In my scenario, he buys the house. He also works out exactly what he has financially gained by so doing over his lifetime. He then puts that money aside each month. So now at the end of his life he has a house and money that he wouldn't overall have had before. He wills the house and money to a housing association.
The net result is that at his death, the social housing is still available but in a housing association rather than the council. In addition the money becomes available for the housing association who can use it for say buying more houses.
Meanwhile the funds used to buy his house have been available to the council, who could use it to fund social housing.
That strikes me as a better outcome than before.
So here's why I use the word autonomy. It was possible for him to bring about that better outcome. However he would deny that right to himself and others and grant it instead to the state.
JM, firstly, Bob's council house was actually transferred to a housing association some years ago.
Secondly, housing associations are government financed, owned, controlled and run. Why do you see a big difference between Housing Association and local council? Housing Associations are "the state" for crying out loud.
Thirdly, speaking as the second best accountant in the world, let me tell you that if Bob had done exactly as you outline, the Housing Association would end up slightly worse off that it is at present (a bit of stamp duty, tax on Bob's savings, the council would have pissed the original sales proceeds up the wall anyway).
If you can't see that for yourself then there is little point trying to explain it again.
Bob was top anti-Home-Owner-Ist, that's why the Homeys hate him so.

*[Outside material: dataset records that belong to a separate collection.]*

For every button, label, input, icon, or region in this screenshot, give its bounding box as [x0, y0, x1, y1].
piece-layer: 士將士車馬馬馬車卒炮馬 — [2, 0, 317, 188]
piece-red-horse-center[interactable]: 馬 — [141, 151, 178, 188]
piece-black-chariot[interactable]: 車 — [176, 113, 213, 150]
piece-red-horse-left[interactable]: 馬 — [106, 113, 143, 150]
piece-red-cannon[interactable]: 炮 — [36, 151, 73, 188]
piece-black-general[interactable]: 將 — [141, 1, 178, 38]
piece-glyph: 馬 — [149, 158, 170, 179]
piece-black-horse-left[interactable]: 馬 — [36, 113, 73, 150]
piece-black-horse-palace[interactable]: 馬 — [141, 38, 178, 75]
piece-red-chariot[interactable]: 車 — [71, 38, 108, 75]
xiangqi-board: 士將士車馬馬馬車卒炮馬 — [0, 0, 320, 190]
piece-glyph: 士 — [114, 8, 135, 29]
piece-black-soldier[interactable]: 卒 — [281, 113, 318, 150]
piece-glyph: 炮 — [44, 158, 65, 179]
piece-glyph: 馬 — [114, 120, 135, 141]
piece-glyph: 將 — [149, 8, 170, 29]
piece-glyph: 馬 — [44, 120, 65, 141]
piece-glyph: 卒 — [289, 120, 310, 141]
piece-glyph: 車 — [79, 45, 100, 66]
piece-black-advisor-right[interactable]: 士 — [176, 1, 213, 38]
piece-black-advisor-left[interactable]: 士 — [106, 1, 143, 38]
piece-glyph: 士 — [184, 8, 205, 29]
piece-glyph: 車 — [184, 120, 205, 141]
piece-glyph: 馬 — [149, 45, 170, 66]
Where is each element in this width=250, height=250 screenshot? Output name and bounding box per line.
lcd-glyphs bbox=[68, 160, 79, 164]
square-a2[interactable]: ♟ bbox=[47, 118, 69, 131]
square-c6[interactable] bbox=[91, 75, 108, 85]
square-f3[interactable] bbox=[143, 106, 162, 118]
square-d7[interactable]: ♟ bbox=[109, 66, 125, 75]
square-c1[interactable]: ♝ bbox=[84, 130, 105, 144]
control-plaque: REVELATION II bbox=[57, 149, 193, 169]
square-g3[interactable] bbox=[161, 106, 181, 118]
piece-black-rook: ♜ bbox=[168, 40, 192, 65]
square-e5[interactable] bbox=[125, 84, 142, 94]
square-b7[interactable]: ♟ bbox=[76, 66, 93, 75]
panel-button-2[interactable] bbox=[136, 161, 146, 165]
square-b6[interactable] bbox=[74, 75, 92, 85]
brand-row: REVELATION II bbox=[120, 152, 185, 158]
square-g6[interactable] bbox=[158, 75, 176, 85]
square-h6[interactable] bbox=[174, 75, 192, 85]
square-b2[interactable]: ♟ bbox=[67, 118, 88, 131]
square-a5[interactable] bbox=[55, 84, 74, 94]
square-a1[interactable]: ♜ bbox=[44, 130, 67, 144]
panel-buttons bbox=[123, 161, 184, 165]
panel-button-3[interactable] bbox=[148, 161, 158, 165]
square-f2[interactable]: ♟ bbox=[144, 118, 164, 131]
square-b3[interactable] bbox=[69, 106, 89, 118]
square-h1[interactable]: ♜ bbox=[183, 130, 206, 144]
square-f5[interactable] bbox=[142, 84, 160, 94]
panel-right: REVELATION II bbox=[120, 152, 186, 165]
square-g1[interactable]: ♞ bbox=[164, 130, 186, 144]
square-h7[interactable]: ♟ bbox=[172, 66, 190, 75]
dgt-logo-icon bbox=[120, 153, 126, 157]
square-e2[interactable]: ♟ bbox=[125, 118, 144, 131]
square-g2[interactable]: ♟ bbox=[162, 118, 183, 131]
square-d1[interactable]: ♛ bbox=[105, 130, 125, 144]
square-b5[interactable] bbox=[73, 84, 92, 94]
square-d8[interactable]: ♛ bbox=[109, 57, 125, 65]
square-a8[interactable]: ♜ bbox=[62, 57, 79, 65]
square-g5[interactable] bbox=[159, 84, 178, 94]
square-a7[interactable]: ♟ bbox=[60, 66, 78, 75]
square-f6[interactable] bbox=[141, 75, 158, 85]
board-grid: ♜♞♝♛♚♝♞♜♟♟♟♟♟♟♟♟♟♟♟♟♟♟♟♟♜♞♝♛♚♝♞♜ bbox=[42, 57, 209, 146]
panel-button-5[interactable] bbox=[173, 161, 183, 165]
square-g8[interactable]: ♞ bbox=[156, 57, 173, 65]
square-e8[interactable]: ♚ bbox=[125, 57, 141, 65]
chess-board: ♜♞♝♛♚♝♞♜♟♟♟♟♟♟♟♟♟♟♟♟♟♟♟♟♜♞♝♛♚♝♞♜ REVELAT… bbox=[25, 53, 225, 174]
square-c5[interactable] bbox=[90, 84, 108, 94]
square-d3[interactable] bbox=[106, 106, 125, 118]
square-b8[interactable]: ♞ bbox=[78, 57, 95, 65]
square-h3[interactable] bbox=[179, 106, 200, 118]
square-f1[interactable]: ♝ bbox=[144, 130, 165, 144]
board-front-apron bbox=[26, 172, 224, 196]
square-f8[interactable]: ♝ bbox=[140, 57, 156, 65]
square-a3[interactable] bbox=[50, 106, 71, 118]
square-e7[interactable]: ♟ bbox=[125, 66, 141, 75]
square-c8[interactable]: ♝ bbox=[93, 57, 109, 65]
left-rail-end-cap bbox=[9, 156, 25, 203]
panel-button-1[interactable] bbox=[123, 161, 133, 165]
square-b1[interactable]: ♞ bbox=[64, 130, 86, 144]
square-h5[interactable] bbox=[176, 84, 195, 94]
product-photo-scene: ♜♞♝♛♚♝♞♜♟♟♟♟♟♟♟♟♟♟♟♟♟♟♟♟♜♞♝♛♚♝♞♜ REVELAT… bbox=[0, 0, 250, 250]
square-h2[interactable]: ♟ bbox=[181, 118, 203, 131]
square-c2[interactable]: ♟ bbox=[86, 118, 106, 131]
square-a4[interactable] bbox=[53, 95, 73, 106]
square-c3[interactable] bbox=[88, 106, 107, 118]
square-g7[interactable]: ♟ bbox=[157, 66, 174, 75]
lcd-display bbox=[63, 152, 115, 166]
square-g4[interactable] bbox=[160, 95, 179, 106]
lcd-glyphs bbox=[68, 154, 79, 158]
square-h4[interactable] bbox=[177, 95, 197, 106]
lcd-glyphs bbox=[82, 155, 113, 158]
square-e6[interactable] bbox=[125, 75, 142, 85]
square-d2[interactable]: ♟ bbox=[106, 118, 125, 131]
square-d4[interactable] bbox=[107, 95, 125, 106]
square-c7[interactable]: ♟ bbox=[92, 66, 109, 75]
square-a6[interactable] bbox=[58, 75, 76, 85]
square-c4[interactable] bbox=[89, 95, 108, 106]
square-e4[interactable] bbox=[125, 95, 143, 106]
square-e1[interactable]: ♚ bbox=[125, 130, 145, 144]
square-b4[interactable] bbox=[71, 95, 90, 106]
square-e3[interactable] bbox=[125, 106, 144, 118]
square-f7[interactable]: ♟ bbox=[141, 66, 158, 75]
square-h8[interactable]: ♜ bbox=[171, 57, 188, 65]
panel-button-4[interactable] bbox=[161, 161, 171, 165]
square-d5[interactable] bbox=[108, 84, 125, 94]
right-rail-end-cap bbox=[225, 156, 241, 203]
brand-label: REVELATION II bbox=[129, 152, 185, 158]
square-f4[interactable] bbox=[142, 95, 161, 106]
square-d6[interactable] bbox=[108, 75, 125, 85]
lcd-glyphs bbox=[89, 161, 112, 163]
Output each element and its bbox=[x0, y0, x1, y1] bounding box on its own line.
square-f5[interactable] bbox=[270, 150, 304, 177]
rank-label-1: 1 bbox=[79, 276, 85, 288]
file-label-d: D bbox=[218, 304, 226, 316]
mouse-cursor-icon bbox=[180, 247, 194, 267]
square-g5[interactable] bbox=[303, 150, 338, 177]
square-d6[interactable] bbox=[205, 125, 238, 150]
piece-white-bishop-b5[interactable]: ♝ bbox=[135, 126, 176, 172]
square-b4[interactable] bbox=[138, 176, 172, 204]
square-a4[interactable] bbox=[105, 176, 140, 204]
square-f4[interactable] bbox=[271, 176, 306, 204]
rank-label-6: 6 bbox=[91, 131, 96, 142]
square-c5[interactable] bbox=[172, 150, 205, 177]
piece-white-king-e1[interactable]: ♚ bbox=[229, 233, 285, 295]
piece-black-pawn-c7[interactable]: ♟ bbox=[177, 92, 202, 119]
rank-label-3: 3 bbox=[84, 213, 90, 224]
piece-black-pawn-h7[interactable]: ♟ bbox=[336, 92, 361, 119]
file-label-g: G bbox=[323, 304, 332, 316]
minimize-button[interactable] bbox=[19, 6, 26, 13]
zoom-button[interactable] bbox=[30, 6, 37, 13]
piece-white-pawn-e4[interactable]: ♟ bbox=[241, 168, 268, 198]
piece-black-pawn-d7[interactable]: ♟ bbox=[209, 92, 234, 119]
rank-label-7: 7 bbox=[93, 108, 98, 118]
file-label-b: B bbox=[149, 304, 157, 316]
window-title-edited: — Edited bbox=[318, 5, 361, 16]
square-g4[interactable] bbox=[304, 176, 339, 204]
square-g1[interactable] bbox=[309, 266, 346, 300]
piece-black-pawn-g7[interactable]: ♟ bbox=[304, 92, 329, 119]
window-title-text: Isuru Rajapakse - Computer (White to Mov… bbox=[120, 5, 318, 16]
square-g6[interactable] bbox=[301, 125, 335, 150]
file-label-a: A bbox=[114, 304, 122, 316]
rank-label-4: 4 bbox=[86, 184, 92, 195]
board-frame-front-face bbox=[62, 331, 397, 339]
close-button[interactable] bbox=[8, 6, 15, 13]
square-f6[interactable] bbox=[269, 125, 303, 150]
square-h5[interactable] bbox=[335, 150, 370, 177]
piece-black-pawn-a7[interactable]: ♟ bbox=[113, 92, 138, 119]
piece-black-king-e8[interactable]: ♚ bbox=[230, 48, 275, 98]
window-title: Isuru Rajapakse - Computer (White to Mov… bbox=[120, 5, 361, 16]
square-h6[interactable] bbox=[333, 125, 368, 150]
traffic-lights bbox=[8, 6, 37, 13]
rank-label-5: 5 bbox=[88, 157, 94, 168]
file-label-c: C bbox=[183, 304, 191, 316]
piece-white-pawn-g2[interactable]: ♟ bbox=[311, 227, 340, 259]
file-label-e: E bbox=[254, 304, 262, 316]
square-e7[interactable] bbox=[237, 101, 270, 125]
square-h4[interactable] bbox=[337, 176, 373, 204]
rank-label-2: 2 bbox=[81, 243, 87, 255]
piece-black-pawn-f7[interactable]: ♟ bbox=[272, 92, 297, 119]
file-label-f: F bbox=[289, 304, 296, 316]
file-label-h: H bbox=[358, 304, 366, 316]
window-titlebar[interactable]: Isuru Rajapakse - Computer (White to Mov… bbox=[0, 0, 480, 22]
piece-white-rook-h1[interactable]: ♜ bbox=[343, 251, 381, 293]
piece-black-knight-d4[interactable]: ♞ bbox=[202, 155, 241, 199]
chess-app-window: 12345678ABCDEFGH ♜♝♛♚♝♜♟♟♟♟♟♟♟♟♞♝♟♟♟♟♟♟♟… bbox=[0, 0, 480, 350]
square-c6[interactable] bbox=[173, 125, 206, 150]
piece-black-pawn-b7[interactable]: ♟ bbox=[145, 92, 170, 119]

Back in the 70's, Bob Crow's favourite era!, it was quite common for lower-ranking trade union officials of the shop steward ,"Rank and File" type to launch into dire warnings about homeownership being the ruin of the working-man by sapping his will to fight for good wages via collective action. Subsequently they must have either sold out themselves or now despair at the economic consequences of the workers' houses making more from inflation than the workers do from working. It was a pity Bob Crow was n't just left to defend himself in his anti-homeownerism by a movement which fails to see Homeownerism as an enemy.
The story about him blocking Prescott's attempt to buy a flat on the cheap was good.
@TS The Prescott story illustrates the fact that the working-class movement was undermined even back then by those who thought that increasing house prices were a nice little perk in addition to increasing wages.Crow was isolated in defending his living arrangements personally when he should have been supported by working-class policial movements dedicated to HELPP !(High earnings low property prices)
But there were too many closet Tory sell-outs in the movement who thought you could have high earnings and high property prices.You can't.
DBC,
To me it just shows that some people are venal and some not so much.
Bob Crow, for whatever else we can say about him, talked the talk and walked the walk. He had a job running the RMT. He did it very well for a very good, but hardly obscene package.
That whole New Labour crowd make me feel a bit ill at times - people who talked about working people, the poor and so forth, and they're all lobbying for corporate power now.